The bleak message of the film points to the impossibility of altering the conditions of the state-provided hospitality. Tanya’s last resort from the last resort, and from the conditions of her right of resort, can mean nothing but escape, taking refuge from the laws of representation of the refugee.
And yet, I am tempted to read the ways of altering hospitality both into the film and into its reception in my own subjective way, from my own position of the participant observer, the Eastern European female in Britain.
For me, it is Tanya’s naïve picture of a blue boat which shows, symbolically, the way of escape from the last resort, and, when recognised, a signifier of her repressed subjectivity, points to a way of altering the regimes of truth about her.
Ignored and repressed on the verbal level, the boat returns, significantly, in one of the most frequently reproduced film-stills, an image of Tanya carrying the picture under her arm in the closing sequences of the film.

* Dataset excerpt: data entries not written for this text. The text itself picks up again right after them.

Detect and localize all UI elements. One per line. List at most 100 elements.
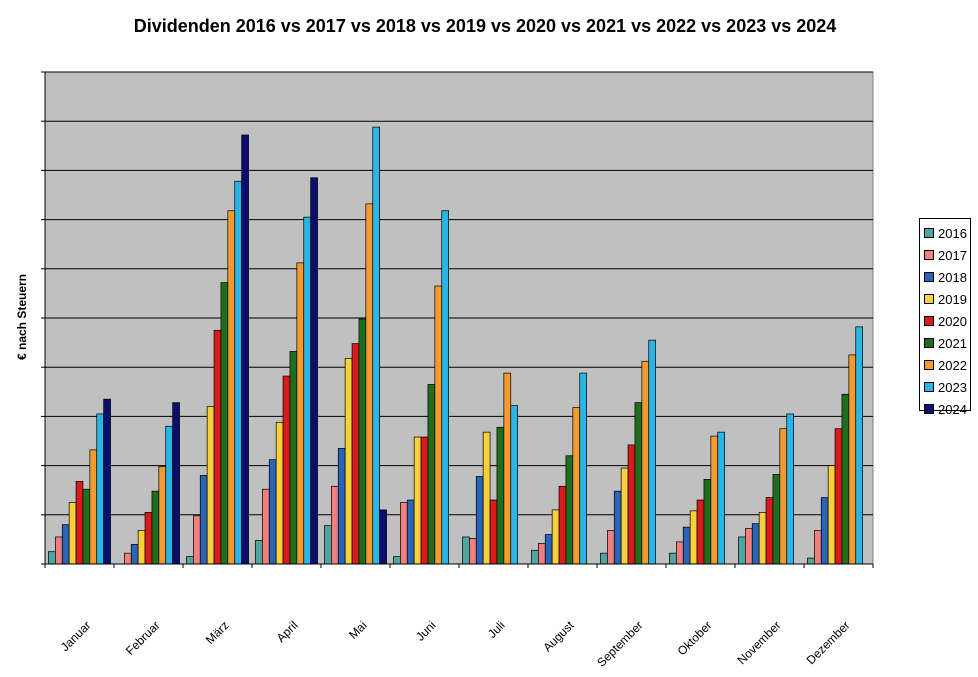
legend-item: 2021 <box>924 332 970 354</box>
bar-2021-mai <box>358 318 367 565</box>
legend-label: 2020 <box>938 313 967 329</box>
legend-item: 2018 <box>924 266 970 288</box>
bar-2021-juni <box>427 384 436 565</box>
bar-2021-dezember <box>841 393 850 565</box>
x-tick-label: Dezember <box>804 618 853 667</box>
bar-2019-juni <box>413 436 422 565</box>
bar-2022-mai <box>365 203 374 565</box>
bar-2018-oktober <box>682 526 691 565</box>
bar-2020-mai <box>351 343 360 565</box>
legend-swatch <box>924 228 934 238</box>
bar-2019-august <box>551 509 560 565</box>
bar-2021-märz <box>220 282 229 565</box>
bar-2018-april <box>268 459 277 565</box>
bar-2023-september <box>648 339 657 565</box>
bar-2022-juni <box>434 285 443 565</box>
bar-2020-november <box>765 497 774 565</box>
bar-2021-april <box>289 351 298 565</box>
legend-label: 2018 <box>938 269 967 285</box>
bar-2019-september <box>620 467 629 565</box>
bar-2018-juli <box>475 476 484 565</box>
bar-2020-dezember <box>834 428 843 565</box>
bar-2021-oktober <box>703 479 712 565</box>
bar-2017-juli <box>469 538 477 565</box>
bar-2018-november <box>751 523 760 565</box>
bar-2023-oktober <box>717 431 726 565</box>
x-tick-label: April <box>274 618 301 645</box>
bar-2016-august <box>531 549 539 565</box>
bar-2022-oktober <box>710 435 719 565</box>
bar-2023-juli <box>510 405 519 565</box>
bar-2024-januar <box>103 398 111 565</box>
bar-2016-oktober <box>669 552 677 565</box>
bar-2018-dezember <box>820 497 829 565</box>
legend-label: 2017 <box>938 247 967 263</box>
bar-2017-dezember <box>813 530 822 565</box>
bar-2020-juni <box>420 436 429 565</box>
bar-2019-januar <box>68 502 77 565</box>
bar-2018-februar <box>130 543 139 565</box>
legend-label: 2019 <box>938 291 967 307</box>
bar-2021-januar <box>82 488 91 565</box>
legend-item: 2024 <box>924 398 970 420</box>
bar-2022-januar <box>89 449 98 565</box>
bar-2018-september <box>613 490 622 565</box>
bar-2024-märz <box>241 134 249 565</box>
legend-label: 2022 <box>938 357 967 373</box>
legend-item: 2019 <box>924 288 970 310</box>
bar-2024-april <box>310 177 318 565</box>
bar-2022-september <box>641 360 650 565</box>
bar-2017-august <box>537 542 546 565</box>
bar-2020-februar <box>144 511 153 565</box>
bar-2021-august <box>565 455 574 565</box>
bar-2017-februar <box>123 552 132 565</box>
bar-2018-august <box>544 534 553 565</box>
legend-swatch <box>924 360 934 370</box>
legend-swatch <box>924 382 934 392</box>
x-tick-label: Januar <box>58 618 94 654</box>
bar-2023-märz <box>234 180 243 565</box>
bar-2022-dezember <box>848 354 857 565</box>
legend: 2016 2017 2018 2019 2020 2021 2022 2023 2024 <box>919 218 971 417</box>
bar-2022-april <box>296 262 305 565</box>
bar-2023-januar <box>96 413 105 565</box>
chart-title: Dividenden 2016 vs 2017 vs 2018 vs 2019 … <box>133 16 837 36</box>
x-tick-label: August <box>540 618 577 655</box>
bar-2019-april <box>275 421 284 565</box>
bar-2023-juni <box>441 210 450 565</box>
bar-2023-august <box>579 372 588 565</box>
bar-2016-juli <box>462 536 470 565</box>
bar-2023-februar <box>165 425 174 565</box>
x-tick-label: Juli <box>485 618 508 641</box>
bar-2020-januar <box>75 480 84 565</box>
bar-2018-mai <box>337 448 346 565</box>
legend-label: 2024 <box>938 401 967 417</box>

I believe, however, that this particular film-still, singled out by many critics as the master image of their analyses, the image in which the sexual framework has been displaced by that of recognition of professional identification, is imbued with a potential to enter strategically the battle of signification, allowing the reader, including the one who has not seen the film, to decentre the pre-established scopic regimes stuck onto the non-western female in the West.
If hospitality is coterminus with representation then the shift in the patterns of the later is bound to resonate in the laws of the first.